Wheat has long been a staple of a global diet and is one of the top three most-produced crops in the world, along with corn and rice. However, the past few years have shown a spike in individuals sensitive to or intolerant of gluten—a protein found in wheat, rye, and barley.
Consumers are seeking variety, flavor, and a healthy starch alternative. The once standard gluten-free grain replacements of rice, uncontaminated oats, and corn now share the spotlight with “super grains” such as quinoa (“keenwah”), amaranth, millet, sorghum, and teff. Referred to as ancient grains, these grains have been around for centuries, and are gaining popularity and becoming food trends not only for being gluten-free, but also for their “super” nutritional profile and related health benefits.
Whole grains are good sources of B vitamins— thiamine, riboflavin, niacin, and folic acid among them—which play an important role in cell metabolism and blood cell production. Whole grains are defined as having 100 percent of the original kernel present—all the bran, germ, and endosperm. If the grain is processed, then the food product should supply the same nutrients as the original grain seed.
Amaranth contains lysine, an essential amino acid that plays a major role in calcium absorption, building muscle protein and aiding the body’s production of hormones and antibodies.
Teff, a gluten-free, mild-flavoured grain that comes in a variety of colors, also packs a serious nutritional punch, offering abundant protein, calcium, and iron. It is most commonly used as a wheat-flour substitute in baked goods, but also may be used to thicken foods such as soups and stews.
Quinoa’s nutritional value meets the gold standard for gluten-free grains. Quinoa is probably the most mainstream ancient grain because of its versatility in cooking and its overall taste acceptance.
This super grain truly sets itself apart by being a complete protein, meaning it contains all nine of the essential amino acids in adequate proportions, something typically found only in proteins from animal products. This makes quinoa a must-have for vegetarian and vegan diets. It also contains monounsaturated fats, often referred to as “good fats,” which are “heart-healthy” because of their ability to reduce LDL cholesterol. In addition, quinoa is rich in manganese, magnesium, iron, copper, phosphorus, and various phytonutrients, and is also a good source of fiber.

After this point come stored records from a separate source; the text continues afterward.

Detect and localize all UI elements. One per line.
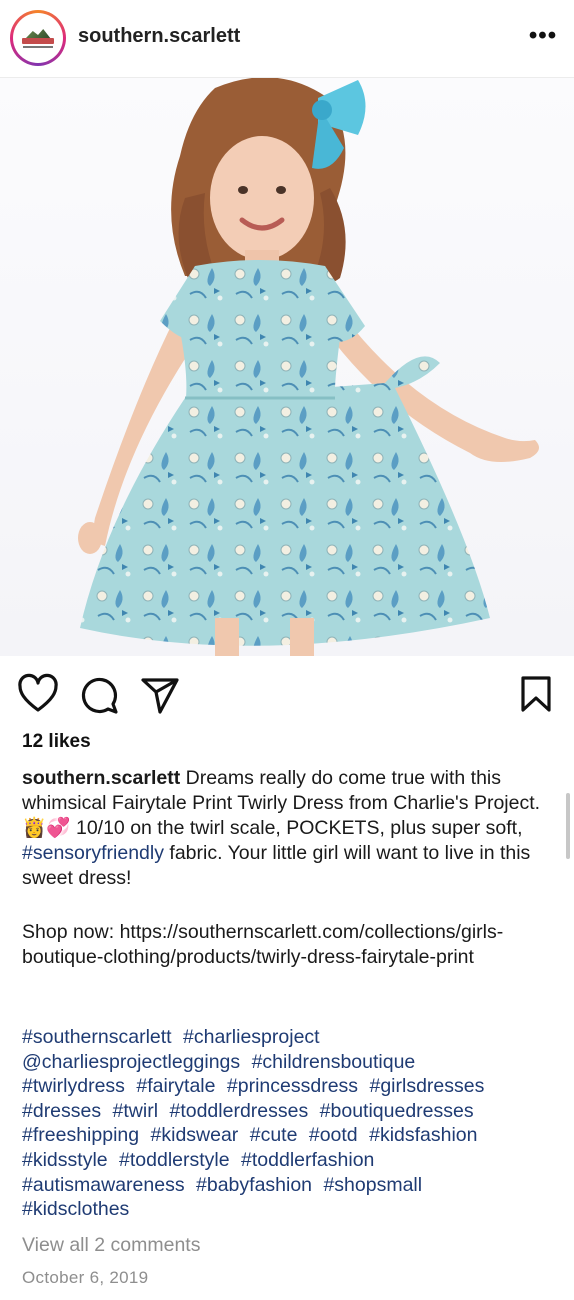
avatar-logo (13, 13, 63, 63)
hashtag[interactable]: #freeshipping (22, 1124, 139, 1146)
hashtag[interactable]: #kidsfashion (369, 1124, 477, 1146)
hashtag[interactable]: #autismawareness (22, 1174, 185, 1196)
logo-banner (22, 38, 54, 44)
shop-link-text: Shop now: https://southernscarlett.com/c… (22, 921, 504, 968)
heart-icon[interactable] (18, 672, 58, 716)
hashtag[interactable]: #toddlerstyle (119, 1149, 230, 1171)
post-date: October 6, 2019 (22, 1268, 149, 1287)
hashtag[interactable]: #girlsdresses (369, 1075, 484, 1097)
post-caption: southern.scarlett Dreams really do come … (22, 766, 550, 891)
avatar[interactable] (10, 10, 66, 66)
hashtag[interactable]: #childrensboutique (252, 1051, 416, 1073)
hashtag[interactable]: #twirlydress (22, 1075, 125, 1097)
caption-text-2: 10/10 on the twirl scale, POCKETS, plus … (70, 817, 528, 839)
username[interactable]: southern.scarlett (78, 25, 240, 48)
photo-illustration (78, 78, 539, 656)
logo-subline (23, 46, 53, 48)
hashtag[interactable]: #boutiquedresses (320, 1100, 474, 1122)
hashtag[interactable]: #ootd (309, 1124, 358, 1146)
hashtag[interactable]: #kidswear (151, 1124, 239, 1146)
hashtag[interactable]: #charliesproject (183, 1026, 320, 1048)
post-header: southern.scarlett ••• (0, 0, 574, 78)
hashtag[interactable]: #dresses (22, 1100, 101, 1122)
hashtag[interactable]: #toddlerdresses (169, 1100, 308, 1122)
hashtag[interactable]: #southernscarlett (22, 1026, 172, 1048)
bookmark-icon[interactable] (516, 672, 556, 716)
hashtag[interactable]: #twirl (113, 1100, 159, 1122)
post-actions (0, 672, 574, 716)
comment-bubble-icon[interactable] (80, 672, 120, 716)
more-options-icon[interactable]: ••• (526, 24, 560, 52)
hashtag[interactable]: #cute (250, 1124, 298, 1146)
hashtag[interactable]: #babyfashion (196, 1174, 312, 1196)
mention[interactable]: @charliesprojectleggings (22, 1051, 240, 1073)
scrollbar[interactable] (566, 793, 570, 859)
hashtag-list: #southernscarlett #charliesproject @char… (22, 1025, 562, 1222)
likes-count[interactable]: 12 likes (22, 731, 91, 753)
hashtag[interactable]: #princessdress (227, 1075, 358, 1097)
hashtag[interactable]: #shopsmall (323, 1174, 422, 1196)
hashtag[interactable]: #kidsclothes (22, 1198, 129, 1220)
caption-hashtag[interactable]: #sensoryfriendly (22, 842, 164, 864)
hashtag[interactable]: #toddlerfashion (241, 1149, 374, 1171)
paper-plane-icon[interactable] (140, 672, 180, 716)
caption-emojis: 👸💞 (22, 817, 71, 839)
post-image[interactable] (0, 78, 574, 656)
view-comments-link[interactable]: View all 2 comments (22, 1234, 200, 1257)
caption-username[interactable]: southern.scarlett (22, 767, 180, 789)
hashtag[interactable]: #kidsstyle (22, 1149, 108, 1171)
hashtag[interactable]: #fairytale (136, 1075, 215, 1097)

Quickly becoming a food trend at many restaurants, quinoa is commonly used not only as a replacement for rice in grain dishes and salads, but also can be a hot breakfast cereal and a gluten-free coating for meats.
When preparing and serving any gluten-free items, it’s imperative to follow the rules of food safety, especially concerning cross-contact. Always use separate serving and preparation utensils; if you have the space, prepare gluten-free food in a separate area to ensure the product remains gluten-free. For example, not using a separate toaster can cause reactions to those intolerant to gluten. If gluten-free preparation will require a longer-than-usual wait for an order, be sure to have servers inform guests ahead of time.
While it’s true that the pursuit of healthy foods is not the No. 1 reason consumers go to restaurants, diners are increasingly interested in greater variety, having more choices, and offering gluten-free choices can be a point of competitive differentiation. It’s something your customers will notice, appreciate, and remember when deciding where to dine out.